Description Agostino Sarubbo 2013-09-21 07:28:31 UTC

From ${URL} :

Description of problem:

when I try to create an image with tenant name and not tenant ID, the image is not created and no 
errors are issued. 
you simply cannot find the image. 

Version-Release number of selected component (if applicable):

openstack-glance-2013.1.3-1.el6ost.noarch

How reproducible:

100%

Steps to Reproduce:
1. install AIO with local tgt storage (using packstack)
2. create a tenant and a user 
3. create an image for the tenant using the tenant name
4. run glance image-list while logging in with user 
5. run the same create command using tenant ID
6. run glance image-list while logging in with the user

Actual results:

image is no created with tenant name. 
no errors or indicators that the image was not created. 

Expected results:

image should be created with tenant name
if we decided not to allow create of image with tenant name we should block the command from 
running with missing param error 

========

Upon further investigation Flavio Percoco of Red Hat reports:

Ayal suggested this could also be a security issue.
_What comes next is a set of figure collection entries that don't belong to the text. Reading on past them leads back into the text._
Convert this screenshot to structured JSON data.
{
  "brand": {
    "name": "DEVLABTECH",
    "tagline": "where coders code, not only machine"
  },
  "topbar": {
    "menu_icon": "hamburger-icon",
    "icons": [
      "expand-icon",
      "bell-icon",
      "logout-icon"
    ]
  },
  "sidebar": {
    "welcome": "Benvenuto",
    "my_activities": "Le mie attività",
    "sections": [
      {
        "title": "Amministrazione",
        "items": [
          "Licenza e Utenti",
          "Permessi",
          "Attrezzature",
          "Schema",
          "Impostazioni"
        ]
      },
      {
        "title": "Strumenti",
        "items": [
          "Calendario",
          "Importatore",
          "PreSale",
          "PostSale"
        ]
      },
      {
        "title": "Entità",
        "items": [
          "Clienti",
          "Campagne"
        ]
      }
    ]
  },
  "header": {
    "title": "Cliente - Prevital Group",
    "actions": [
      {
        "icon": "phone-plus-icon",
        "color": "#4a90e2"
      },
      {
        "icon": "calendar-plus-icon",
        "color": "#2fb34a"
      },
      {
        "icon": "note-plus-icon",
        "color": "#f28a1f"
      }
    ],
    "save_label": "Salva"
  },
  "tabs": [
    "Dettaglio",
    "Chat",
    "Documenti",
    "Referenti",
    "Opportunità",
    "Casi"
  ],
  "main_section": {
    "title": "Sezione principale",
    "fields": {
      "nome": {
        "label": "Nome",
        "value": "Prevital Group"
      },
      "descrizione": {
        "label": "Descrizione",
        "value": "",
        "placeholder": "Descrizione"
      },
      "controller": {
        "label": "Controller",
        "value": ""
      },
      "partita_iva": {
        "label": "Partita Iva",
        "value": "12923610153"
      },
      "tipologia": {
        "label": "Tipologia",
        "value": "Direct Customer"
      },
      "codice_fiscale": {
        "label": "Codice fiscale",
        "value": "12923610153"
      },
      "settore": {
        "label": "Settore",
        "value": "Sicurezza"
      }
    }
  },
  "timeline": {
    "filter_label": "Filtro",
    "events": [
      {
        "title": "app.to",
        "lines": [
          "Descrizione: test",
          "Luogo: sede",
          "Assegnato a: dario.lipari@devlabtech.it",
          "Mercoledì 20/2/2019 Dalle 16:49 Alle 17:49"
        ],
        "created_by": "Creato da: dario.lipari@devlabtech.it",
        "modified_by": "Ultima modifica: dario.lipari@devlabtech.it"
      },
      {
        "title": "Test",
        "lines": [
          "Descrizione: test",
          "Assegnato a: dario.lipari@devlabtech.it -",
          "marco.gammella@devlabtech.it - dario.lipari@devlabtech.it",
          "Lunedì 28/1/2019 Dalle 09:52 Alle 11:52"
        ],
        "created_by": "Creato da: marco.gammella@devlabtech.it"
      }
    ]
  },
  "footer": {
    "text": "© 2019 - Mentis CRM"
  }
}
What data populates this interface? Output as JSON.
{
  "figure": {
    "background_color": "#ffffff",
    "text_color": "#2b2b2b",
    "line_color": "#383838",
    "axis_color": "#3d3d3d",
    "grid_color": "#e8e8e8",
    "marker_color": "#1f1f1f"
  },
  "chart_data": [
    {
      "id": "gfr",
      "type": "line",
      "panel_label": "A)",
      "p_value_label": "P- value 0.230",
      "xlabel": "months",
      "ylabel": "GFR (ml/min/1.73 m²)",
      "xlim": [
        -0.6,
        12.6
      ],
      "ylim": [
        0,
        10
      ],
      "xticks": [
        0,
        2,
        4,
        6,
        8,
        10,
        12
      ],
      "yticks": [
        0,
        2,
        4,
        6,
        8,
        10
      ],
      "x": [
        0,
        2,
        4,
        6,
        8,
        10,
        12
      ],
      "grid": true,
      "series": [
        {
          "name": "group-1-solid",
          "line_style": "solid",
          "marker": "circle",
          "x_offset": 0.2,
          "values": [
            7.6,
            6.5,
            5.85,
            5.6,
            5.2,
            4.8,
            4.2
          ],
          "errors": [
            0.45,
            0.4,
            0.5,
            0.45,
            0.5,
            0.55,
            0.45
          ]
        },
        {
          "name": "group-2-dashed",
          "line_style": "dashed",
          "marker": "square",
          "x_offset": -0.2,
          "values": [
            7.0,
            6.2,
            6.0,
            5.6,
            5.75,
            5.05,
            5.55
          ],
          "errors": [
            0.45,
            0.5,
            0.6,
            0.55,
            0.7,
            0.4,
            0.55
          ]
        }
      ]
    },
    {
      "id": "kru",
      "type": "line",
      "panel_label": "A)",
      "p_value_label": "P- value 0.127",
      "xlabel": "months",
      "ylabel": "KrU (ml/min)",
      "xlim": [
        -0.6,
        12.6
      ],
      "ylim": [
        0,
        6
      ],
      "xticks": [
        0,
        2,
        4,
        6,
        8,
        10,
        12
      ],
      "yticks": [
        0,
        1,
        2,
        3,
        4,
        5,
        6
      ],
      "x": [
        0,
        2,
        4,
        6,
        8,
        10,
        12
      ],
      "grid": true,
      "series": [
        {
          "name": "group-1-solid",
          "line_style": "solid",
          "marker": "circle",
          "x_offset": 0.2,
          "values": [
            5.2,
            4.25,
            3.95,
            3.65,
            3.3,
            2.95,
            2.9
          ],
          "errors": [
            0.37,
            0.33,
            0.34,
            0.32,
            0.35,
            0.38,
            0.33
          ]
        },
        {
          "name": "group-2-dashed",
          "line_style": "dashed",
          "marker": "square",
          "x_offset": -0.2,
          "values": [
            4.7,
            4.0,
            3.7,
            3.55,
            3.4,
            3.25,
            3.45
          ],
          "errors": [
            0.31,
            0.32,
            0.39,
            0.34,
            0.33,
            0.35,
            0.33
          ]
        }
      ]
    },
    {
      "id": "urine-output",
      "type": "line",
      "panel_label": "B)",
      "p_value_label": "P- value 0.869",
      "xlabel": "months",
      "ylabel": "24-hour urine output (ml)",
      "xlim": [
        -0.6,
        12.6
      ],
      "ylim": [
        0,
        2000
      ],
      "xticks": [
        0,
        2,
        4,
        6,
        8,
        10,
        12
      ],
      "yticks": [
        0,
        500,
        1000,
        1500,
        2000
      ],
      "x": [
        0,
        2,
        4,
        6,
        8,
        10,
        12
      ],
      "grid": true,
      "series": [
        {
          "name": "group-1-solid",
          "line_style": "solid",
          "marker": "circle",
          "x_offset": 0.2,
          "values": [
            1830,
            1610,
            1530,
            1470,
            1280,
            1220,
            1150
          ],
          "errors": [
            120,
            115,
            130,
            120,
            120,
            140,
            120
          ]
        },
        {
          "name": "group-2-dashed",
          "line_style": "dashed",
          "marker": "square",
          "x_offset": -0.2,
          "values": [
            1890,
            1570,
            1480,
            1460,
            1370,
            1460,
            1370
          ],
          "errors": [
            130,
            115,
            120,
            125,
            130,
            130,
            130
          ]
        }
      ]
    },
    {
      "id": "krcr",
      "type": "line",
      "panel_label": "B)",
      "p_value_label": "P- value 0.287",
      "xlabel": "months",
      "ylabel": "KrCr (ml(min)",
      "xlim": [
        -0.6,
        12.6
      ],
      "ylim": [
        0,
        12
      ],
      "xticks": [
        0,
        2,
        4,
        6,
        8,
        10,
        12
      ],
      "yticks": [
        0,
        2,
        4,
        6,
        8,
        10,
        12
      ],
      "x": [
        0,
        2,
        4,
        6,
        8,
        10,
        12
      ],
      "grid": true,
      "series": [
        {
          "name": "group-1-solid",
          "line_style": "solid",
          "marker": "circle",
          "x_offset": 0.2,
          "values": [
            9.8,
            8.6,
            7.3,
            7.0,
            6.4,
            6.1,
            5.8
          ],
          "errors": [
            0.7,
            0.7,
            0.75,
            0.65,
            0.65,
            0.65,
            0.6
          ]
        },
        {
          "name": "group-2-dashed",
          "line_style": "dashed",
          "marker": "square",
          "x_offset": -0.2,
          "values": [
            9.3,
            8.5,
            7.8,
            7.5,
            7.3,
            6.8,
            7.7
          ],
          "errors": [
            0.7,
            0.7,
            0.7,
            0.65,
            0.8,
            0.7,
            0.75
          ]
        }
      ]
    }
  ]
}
I went ahead and tested current behavior and 
indeed, this behavior could be used to inject images to other users.

Scenario:
- Create an image using user1
- Pick tenant's id of user2 and add it as a member of the image user1 just created
- Use user2 to list images. This will list the image user1 created.

I think this is an issue because it allows user from other tenants to sneak images with a backdoor 
to other tenants.


@maintainer(s): after the bump, in case we need to stabilize the package, please say explicitly if it is ready for the stabilization or not.